Zu den danach zu berücksichtigenden Umständen gehört etwa eine ständige oder übliche Beratungspraxis; kann der Arzt eine solche darlegen und ggf. beweisen, sollte im Zweifel geglaubt werden, dass die Aufklärung auch im Einzelfall in der gebotenen Weise geschehen ist. Zudem können die Aufzeichnungen des Arztes im Krankenblatt herangezogen werden. Einen wesentlichen Anhaltspunkt für den Inhalt der dem Patienten erteilten Aufklärung stellt - in positiver wie auch in negativer Hinsicht - schließlich ein dem Patienten zur Verfügung gestelltes oder von diesem unterzeichnetes Aufklärungs- oder Einwilligungsformular dar. Dies gilt auch im Hinblick auf die Pflicht zur therapeutischen Information i.S.d. § 630c BGB. So hat der BGH in einer Entscheidung vom 11.4.2017 (VI ZR 576/15) dem dortigen Berufungsgericht aufgegeben, das von dem Arzt vorgelegte Muster eines nach seinem Vortrag verwendeten Standardschreibens bei der Beurteilung der Frage zu verwerten, ob dieser den Patienten über das Vorliegen eines kontrollbedürftigen Befundes unterrichtet hatte. Der BGH dabei hat auf die Vorteile vorformulierter Informationen für den Patienten hingewiesen und diesen selbst dann einen Beweiswert beigemessen, wenn sie nicht unterschrieben sind.

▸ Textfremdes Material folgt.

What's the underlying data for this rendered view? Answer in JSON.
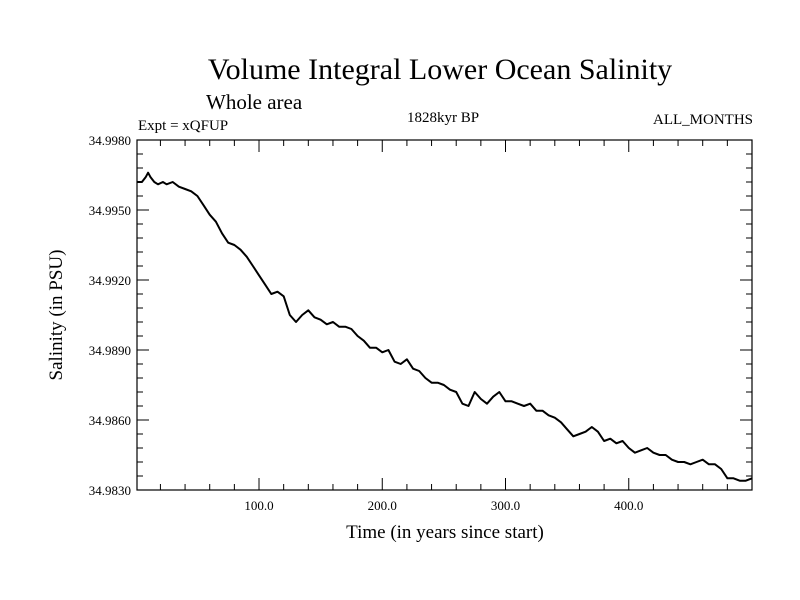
{
  "chart_data": {
    "type": "line",
    "title": "Volume Integral Lower Ocean Salinity",
    "subtitle": "Whole area",
    "expt_label": "Expt = xQFUP",
    "period_label": "1828kyr BP",
    "months_label": "ALL_MONTHS",
    "xlabel": "Time (in years since start)",
    "ylabel": "Salinity (in PSU)",
    "xlim": [
      1,
      500
    ],
    "ylim": [
      34.983,
      34.998
    ],
    "x_ticks": [
      100,
      200,
      300,
      400
    ],
    "x_tick_labels": [
      "100.0",
      "200.0",
      "300.0",
      "400.0"
    ],
    "y_ticks": [
      34.983,
      34.986,
      34.989,
      34.992,
      34.995,
      34.998
    ],
    "y_tick_labels": [
      "34.9830",
      "34.9860",
      "34.9890",
      "34.9920",
      "34.9950",
      "34.9980"
    ],
    "series": [
      {
        "name": "Salinity",
        "x": [
          1,
          5,
          8,
          10,
          12,
          15,
          18,
          22,
          25,
          30,
          35,
          40,
          45,
          50,
          55,
          60,
          65,
          70,
          75,
          80,
          85,
          90,
          95,
          100,
          105,
          110,
          115,
          120,
          125,
          130,
          135,
          140,
          145,
          150,
          155,
          160,
          165,
          170,
          175,
          180,
          185,
          190,
          195,
          200,
          205,
          210,
          215,
          220,
          225,
          230,
          235,
          240,
          245,
          250,
          255,
          260,
          265,
          270,
          275,
          280,
          285,
          290,
          295,
          300,
          305,
          310,
          315,
          320,
          325,
          330,
          335,
          340,
          345,
          350,
          355,
          360,
          365,
          370,
          375,
          380,
          385,
          390,
          395,
          400,
          405,
          410,
          415,
          420,
          425,
          430,
          435,
          440,
          445,
          450,
          455,
          460,
          465,
          470,
          475,
          480,
          485,
          490,
          495,
          500
        ],
        "y": [
          34.9962,
          34.9962,
          34.9964,
          34.9966,
          34.9964,
          34.9962,
          34.9961,
          34.9962,
          34.9961,
          34.9962,
          34.996,
          34.9959,
          34.9958,
          34.9956,
          34.9952,
          34.9948,
          34.9945,
          34.994,
          34.9936,
          34.9935,
          34.9933,
          34.993,
          34.9926,
          34.9922,
          34.9918,
          34.9914,
          34.9915,
          34.9913,
          34.9905,
          34.9902,
          34.9905,
          34.9907,
          34.9904,
          34.9903,
          34.9901,
          34.9902,
          34.99,
          34.99,
          34.9899,
          34.9896,
          34.9894,
          34.9891,
          34.9891,
          34.9889,
          34.989,
          34.9885,
          34.9884,
          34.9886,
          34.9882,
          34.9881,
          34.9878,
          34.9876,
          34.9876,
          34.9875,
          34.9873,
          34.9872,
          34.9867,
          34.9866,
          34.9872,
          34.9869,
          34.9867,
          34.987,
          34.9872,
          34.9868,
          34.9868,
          34.9867,
          34.9866,
          34.9867,
          34.9864,
          34.9864,
          34.9862,
          34.9861,
          34.9859,
          34.9856,
          34.9853,
          34.9854,
          34.9855,
          34.9857,
          34.9855,
          34.9851,
          34.9852,
          34.985,
          34.9851,
          34.9848,
          34.9846,
          34.9847,
          34.9848,
          34.9846,
          34.9845,
          34.9845,
          34.9843,
          34.9842,
          34.9842,
          34.9841,
          34.9842,
          34.9843,
          34.9841,
          34.9841,
          34.9839,
          34.9835,
          34.9835,
          34.9834,
          34.9834,
          34.9835
        ]
      }
    ]
  }
}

Der Gesetzgeber hat bei der Schaffung des Gesetzes zur Verbesserung der Rechte von Patientinnen und Patienten vom 20.2.2013 die "bisherigen richterrechtlich entwickelten Grundsätze des Arzthaftungs- und Behandlungsrechts gesetzlich kodifiziert", was insbesondere auch das Beweisrecht einschließt. Dabei hat er ausdrücklich die Beweiswirkung der Dokumentation in der Patientenakte anerkannt sowie eine formularmäßige Bestätigung einer Aufklärung und einer Einwilligung für zulässig gehalten. Dieses Aufklärungs- und Beweisregime wird durch die angegriffene Klausel weder verändert noch ergänzt. Vielmehr fügt sie sich in dieses ein, so dass gem. § 307 Abs. 3 Satz 1 BGB eine Kontrolle nach § 307 Abs. 1 und 2, §§ 308, 309 BGB nicht stattfindet. Eine Überprüfung der Klausel nach diesen Vorschriften mit der möglichen Folge ihrer Unwirksamkeit und einem daraus folgenden Verwertungsverbot würde vielmehr zu nicht hinnehmbaren Wertungswidersprüchen führen: Während dem unterschriebenen Aufklärungsbogen jegliche Beweiswirkung abgesprochen werden müsste, käme auf der Grundlage der BGH-Rechtsprechung und der Gesetzesbegründung dem nicht unterschriebenen Formular, der lediglich internen Dokumentation des Behandlers oder der "ständigen Aufklärungspraxis" ein Beweiswert zu, obwohl hier eine Mitwirkung des Patienten nicht sicher festgestellt werden kann, während diese im erstgenannten Fall durch die Unterschrift dokumentiert ist.